Staatsmeisterin Yvonne "MissMadHat" Scheer (3-fache Call of Duty-Staatsmeisterin) im Interview:

Weekend: Wie viel Freizeit muss man opfern, um Call of Duty Staatsmeisterin zu werden?
Yvonne Scheer: Man muss auf jeden Fall Prioritäten setzen. Bei uns ist es so: Wir sind ein Team von vier Leuten und haben alle ein "Real Life". Unser Privatleben ist oberste Priorität, erst dann kommt der Rest. Call of Duty ist und bleibt ein Hobby. Wir trainieren dreimal die Woche nach der Arbeit – ein Training dauert ­dabei so ca. vier bis fünf Stunden.

Weekend: Ist ­Gaming eine Männer­domäne?
Yvonne Scheer: Ja, definitiv. Ich bin eines der wenigen Mädels, die auf den Events sind. Vor allem die Ego-Shooter-Szene ist extrem männerdominiert. Ich denke, die Motivation ist bei den Mädels nicht so hoch, das Spiel einmal auszuprobieren. Und ich glaube, das ist so, weil sich viele auch gar nicht auf die Events trauen, meistens nur als „Anhängsel“ mitgehen.

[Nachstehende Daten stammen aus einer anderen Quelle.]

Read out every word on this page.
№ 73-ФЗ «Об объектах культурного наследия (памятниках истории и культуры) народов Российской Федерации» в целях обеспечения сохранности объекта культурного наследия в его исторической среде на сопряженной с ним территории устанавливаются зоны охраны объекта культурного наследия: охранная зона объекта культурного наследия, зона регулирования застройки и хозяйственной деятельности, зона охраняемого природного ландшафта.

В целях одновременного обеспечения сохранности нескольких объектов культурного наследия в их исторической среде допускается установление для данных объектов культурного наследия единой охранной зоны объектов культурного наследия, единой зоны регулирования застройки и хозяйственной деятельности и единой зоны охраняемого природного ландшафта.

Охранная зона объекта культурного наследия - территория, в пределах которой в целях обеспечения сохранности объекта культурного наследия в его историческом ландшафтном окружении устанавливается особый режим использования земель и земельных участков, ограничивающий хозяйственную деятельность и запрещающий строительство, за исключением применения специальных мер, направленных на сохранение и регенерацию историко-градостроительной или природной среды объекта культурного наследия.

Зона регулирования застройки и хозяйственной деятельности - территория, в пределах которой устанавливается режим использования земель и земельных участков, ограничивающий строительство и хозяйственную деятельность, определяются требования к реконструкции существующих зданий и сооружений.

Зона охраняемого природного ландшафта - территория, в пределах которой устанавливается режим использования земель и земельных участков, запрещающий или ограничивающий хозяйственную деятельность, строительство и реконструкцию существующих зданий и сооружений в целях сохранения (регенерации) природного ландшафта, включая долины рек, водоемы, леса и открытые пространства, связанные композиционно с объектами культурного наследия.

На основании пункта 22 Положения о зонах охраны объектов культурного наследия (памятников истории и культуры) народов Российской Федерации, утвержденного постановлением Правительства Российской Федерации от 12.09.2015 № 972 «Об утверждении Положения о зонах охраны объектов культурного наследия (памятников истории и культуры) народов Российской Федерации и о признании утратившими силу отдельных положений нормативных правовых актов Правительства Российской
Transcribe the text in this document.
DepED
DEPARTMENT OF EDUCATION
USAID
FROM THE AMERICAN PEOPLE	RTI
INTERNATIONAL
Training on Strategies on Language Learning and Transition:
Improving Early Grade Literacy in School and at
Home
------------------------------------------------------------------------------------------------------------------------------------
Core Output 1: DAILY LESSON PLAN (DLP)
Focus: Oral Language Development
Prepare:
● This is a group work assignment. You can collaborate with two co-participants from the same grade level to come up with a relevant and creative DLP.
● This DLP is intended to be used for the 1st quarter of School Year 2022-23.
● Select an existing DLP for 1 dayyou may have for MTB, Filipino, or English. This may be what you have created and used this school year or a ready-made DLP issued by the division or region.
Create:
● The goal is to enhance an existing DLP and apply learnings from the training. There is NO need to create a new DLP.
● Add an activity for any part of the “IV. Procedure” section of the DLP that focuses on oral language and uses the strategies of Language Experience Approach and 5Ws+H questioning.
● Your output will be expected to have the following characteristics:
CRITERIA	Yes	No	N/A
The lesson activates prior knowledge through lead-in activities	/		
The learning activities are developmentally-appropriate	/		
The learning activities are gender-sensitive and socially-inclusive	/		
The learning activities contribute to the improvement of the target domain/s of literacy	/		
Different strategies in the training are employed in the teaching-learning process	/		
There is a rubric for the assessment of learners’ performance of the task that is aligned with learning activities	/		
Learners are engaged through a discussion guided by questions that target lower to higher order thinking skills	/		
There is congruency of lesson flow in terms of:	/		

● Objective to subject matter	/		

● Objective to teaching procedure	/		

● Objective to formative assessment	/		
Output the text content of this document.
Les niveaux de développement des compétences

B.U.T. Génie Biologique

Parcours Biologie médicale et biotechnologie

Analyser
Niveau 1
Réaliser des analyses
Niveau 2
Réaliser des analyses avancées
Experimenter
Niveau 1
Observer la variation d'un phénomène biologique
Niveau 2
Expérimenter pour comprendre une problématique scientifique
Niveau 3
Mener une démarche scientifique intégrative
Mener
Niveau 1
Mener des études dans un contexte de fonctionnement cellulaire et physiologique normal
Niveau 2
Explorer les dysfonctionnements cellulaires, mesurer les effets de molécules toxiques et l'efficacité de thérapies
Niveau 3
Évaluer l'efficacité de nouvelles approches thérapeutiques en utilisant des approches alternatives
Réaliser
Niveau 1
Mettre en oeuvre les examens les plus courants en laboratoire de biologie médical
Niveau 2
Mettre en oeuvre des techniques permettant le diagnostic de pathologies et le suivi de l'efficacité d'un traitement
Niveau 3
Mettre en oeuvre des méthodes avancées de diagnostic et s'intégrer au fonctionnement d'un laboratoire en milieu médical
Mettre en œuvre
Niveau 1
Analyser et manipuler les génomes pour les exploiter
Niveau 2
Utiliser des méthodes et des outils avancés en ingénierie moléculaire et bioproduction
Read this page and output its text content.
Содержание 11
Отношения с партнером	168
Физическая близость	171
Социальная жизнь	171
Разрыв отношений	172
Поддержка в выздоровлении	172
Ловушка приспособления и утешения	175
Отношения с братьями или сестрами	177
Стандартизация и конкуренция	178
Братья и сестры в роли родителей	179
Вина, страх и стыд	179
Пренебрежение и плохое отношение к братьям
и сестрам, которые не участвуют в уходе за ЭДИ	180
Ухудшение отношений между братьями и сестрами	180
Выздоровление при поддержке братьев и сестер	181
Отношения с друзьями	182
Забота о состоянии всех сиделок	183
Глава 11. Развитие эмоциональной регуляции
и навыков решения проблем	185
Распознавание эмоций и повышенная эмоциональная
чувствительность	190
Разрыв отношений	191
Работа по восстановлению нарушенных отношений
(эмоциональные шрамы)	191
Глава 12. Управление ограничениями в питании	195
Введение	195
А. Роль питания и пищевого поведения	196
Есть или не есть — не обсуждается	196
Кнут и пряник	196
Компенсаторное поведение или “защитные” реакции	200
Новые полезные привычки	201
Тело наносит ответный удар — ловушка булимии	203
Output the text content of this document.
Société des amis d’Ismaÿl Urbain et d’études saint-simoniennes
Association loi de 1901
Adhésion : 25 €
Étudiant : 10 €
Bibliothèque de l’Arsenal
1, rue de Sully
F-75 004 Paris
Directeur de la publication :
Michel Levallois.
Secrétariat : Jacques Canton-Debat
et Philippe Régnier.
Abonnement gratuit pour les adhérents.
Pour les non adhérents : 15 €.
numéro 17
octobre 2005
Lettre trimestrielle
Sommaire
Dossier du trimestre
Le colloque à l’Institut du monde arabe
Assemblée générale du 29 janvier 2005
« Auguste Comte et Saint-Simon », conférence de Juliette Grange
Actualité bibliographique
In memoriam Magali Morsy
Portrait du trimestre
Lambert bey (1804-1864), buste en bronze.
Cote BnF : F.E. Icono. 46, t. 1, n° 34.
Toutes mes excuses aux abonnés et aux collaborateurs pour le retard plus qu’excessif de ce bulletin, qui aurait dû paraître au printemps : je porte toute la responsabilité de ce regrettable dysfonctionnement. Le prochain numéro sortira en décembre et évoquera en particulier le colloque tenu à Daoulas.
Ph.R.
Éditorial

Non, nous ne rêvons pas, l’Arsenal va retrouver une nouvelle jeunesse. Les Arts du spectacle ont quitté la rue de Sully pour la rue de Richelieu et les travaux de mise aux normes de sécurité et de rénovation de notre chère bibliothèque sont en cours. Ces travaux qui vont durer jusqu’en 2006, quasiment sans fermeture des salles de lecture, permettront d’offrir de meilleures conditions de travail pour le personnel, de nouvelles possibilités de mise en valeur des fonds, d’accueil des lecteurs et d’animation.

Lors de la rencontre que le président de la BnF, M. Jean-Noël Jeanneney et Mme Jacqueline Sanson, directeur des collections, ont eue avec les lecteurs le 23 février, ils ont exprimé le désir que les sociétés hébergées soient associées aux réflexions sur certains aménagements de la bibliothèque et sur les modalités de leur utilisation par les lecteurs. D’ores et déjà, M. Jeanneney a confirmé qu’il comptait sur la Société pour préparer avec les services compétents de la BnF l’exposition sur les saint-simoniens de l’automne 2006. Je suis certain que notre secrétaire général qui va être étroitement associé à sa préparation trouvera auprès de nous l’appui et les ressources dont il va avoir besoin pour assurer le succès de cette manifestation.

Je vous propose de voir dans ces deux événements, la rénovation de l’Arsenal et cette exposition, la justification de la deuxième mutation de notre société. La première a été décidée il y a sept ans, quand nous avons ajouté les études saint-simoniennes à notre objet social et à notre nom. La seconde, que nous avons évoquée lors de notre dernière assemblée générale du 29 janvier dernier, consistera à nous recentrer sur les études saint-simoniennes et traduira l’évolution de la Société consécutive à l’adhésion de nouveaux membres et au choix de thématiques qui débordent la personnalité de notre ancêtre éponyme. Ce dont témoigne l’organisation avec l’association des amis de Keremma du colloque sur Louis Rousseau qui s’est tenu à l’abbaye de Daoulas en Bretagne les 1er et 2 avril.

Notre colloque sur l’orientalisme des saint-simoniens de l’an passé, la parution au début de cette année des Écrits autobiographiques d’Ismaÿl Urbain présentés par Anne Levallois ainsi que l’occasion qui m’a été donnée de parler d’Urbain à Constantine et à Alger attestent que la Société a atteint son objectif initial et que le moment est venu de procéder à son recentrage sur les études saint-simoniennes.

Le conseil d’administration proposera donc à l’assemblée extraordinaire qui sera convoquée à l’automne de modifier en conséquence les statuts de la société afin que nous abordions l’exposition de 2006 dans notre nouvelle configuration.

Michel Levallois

Weekend: Welchen Vorteil habt ihr ­gegenüber den anderen Teams?
Yvonne Scheer: Ich spiele mit meinem Team jetzt schon seit über vier Jahren. Unser Slogan ist: Freundschaft führt zum Erfolg. Bei vielen Teams werden die Leute, so wie z. B. bei einer Fußballmannschaft, ausgetauscht, wenn sie nicht gut genug sind. Wir allerdings spielen als Freunde zusammen: Wir können uns aufeinander verlassen. Das ist ein anderes Gefühl, als wenn ich mit fremden Leuten zusammengewürfelt werde.

Weekend: Welches ist das einfachste Spiel, mit dem man am meisten Geld verdienen kann?
Yvonne Scheer: Minecraft-YouTube-Videos. Ich verstehe zwar nicht ganz, warum, aber die größten Gaming-YouTuber sind Minecraft-Spieler. Sie spielen das Game – so ähnlich wie "Die Sims", nur mit einer anderen Grafik – und kommentieren das.